Despite the fact that seats are often empty in stadiums, teams are reluctant to sell empty seats at very low prices. They worry that selling cheap seats as teams become more desperate for fans in the stadium will lead people in the future to wait for lower prices before buying their tickets. So the seats are sometimes empty or covered.

For example, the closure of the upper deck in Oakland helped the Athletics raise ticket prices during the early 2000s. The team has limited the supply of tickets in hopes that this will create scarcity and give fans an incentive to purchase tickets in advance. (The Athletics now leave Oakland for Las Vegas.)

“Teams don’t want fans to think they can get tickets for nothing if they wait until the last minute,” Matheson said. “If fans thought that, they would never buy full-price tickets.”

Many teams have also built new stadiums and arenas or redesigned existing facilities in recent decades. These new stadiums, many of which were funded by taxpayers, were built with a lower seating capacity than previous stadiums, allowing teams to charge higher prices.

There are more luxury suites for corporations and wealthy fans than there used to be, said Dennis Coates, a sports economist at the University of Maryland, Baltimore County.

One little-known reason for the boom, he said, is that individual teams in many sports don’t have to share sales of premium seats and luxury boxes with the rest of the league, making them a major source of revenue. Teams have to share other sources of income, such as money from lucrative TV deals.

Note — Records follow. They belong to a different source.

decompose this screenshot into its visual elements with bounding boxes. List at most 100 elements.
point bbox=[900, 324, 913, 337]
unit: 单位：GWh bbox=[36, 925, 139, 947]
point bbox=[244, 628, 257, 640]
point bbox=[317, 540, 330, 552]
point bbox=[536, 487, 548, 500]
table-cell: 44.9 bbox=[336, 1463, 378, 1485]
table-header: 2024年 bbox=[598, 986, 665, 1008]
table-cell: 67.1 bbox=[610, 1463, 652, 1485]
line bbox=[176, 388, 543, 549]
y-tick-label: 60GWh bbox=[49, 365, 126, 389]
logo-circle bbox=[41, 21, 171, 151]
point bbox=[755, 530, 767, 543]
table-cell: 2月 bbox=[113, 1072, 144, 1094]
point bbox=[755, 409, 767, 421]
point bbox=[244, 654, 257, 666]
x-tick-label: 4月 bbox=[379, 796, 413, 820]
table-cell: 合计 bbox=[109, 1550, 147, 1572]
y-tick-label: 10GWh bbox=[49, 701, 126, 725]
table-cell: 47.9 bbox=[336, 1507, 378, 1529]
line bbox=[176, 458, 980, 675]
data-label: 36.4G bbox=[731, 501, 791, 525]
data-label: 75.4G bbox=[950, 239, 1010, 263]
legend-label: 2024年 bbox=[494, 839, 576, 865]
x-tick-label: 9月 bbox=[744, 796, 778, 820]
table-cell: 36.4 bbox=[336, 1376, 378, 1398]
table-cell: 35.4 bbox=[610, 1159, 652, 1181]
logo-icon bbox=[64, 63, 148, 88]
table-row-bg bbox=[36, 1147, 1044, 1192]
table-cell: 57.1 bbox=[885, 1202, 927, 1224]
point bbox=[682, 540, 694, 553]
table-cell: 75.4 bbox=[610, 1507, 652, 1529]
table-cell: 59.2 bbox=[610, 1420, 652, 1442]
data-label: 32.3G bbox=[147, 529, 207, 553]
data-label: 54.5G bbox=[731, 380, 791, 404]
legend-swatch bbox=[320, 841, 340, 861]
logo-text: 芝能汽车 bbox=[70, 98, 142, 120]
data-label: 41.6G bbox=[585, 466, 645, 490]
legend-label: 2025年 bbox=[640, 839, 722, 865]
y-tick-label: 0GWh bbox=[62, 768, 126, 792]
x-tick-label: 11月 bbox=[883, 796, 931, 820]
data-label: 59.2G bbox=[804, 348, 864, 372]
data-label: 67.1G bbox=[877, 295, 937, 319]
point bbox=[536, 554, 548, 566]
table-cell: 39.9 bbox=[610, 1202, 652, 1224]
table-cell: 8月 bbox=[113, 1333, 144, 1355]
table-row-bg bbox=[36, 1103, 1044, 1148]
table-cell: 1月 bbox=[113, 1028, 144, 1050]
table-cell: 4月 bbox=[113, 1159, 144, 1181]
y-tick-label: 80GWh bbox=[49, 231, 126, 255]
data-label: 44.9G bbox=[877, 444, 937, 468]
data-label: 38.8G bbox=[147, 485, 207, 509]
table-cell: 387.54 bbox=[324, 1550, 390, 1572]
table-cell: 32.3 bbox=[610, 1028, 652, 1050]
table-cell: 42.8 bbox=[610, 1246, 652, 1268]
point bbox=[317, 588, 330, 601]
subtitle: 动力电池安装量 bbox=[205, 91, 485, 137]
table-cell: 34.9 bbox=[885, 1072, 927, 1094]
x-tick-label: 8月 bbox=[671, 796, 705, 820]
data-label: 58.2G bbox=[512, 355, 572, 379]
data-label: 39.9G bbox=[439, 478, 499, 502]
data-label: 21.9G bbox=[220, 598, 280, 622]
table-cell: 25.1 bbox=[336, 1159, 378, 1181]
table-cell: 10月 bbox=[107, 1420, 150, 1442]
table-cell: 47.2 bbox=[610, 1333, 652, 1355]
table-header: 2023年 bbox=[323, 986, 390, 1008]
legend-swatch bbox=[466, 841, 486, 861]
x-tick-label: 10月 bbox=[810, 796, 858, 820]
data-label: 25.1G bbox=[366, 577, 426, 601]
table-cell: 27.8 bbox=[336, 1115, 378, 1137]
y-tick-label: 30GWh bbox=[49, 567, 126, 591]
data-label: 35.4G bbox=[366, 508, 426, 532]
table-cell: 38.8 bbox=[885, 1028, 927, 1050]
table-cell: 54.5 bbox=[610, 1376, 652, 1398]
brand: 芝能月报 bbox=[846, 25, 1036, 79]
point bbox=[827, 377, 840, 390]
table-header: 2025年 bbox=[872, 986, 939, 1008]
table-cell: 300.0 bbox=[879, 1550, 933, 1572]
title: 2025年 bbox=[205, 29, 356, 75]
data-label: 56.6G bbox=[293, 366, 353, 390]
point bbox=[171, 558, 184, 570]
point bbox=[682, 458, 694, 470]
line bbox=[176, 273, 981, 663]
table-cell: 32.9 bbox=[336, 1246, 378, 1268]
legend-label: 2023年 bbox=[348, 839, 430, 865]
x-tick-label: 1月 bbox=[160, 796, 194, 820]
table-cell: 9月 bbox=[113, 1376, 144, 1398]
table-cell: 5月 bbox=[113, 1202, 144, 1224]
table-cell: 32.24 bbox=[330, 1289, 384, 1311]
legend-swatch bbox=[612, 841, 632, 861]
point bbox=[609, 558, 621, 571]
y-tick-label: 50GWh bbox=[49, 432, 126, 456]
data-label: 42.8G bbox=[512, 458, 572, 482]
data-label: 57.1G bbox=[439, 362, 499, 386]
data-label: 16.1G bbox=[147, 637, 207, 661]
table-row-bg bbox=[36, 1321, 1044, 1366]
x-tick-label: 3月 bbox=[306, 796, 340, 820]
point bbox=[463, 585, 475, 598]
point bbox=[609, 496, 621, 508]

“The new generation of stadiums are designed to maximize the number of good seats at the expense of large numbers of cheap seats,” Matheson said. “You design arenas for a superior experience. There’s no sense in trying to create arenas with loads of cheap seats.

The new New York Yankees, Minnesota Twins, Florida Marlins and Atlanta Braves stadiums have at least 8,000 fewer seats than their previous stadiums.

Five of the NFL’s seven newest stadiums seat 71,000 or fewer.

The new Allegiant Stadium in Las Vegas, home of the Raiders NFL team and where the next Super Bowl between the Kansas City Chiefs and San Francisco 49ers will be held on February 11, has a capacity of 65,000 fans. Relatively small, which ranks it 27th out of 30 stadiums in the NFL.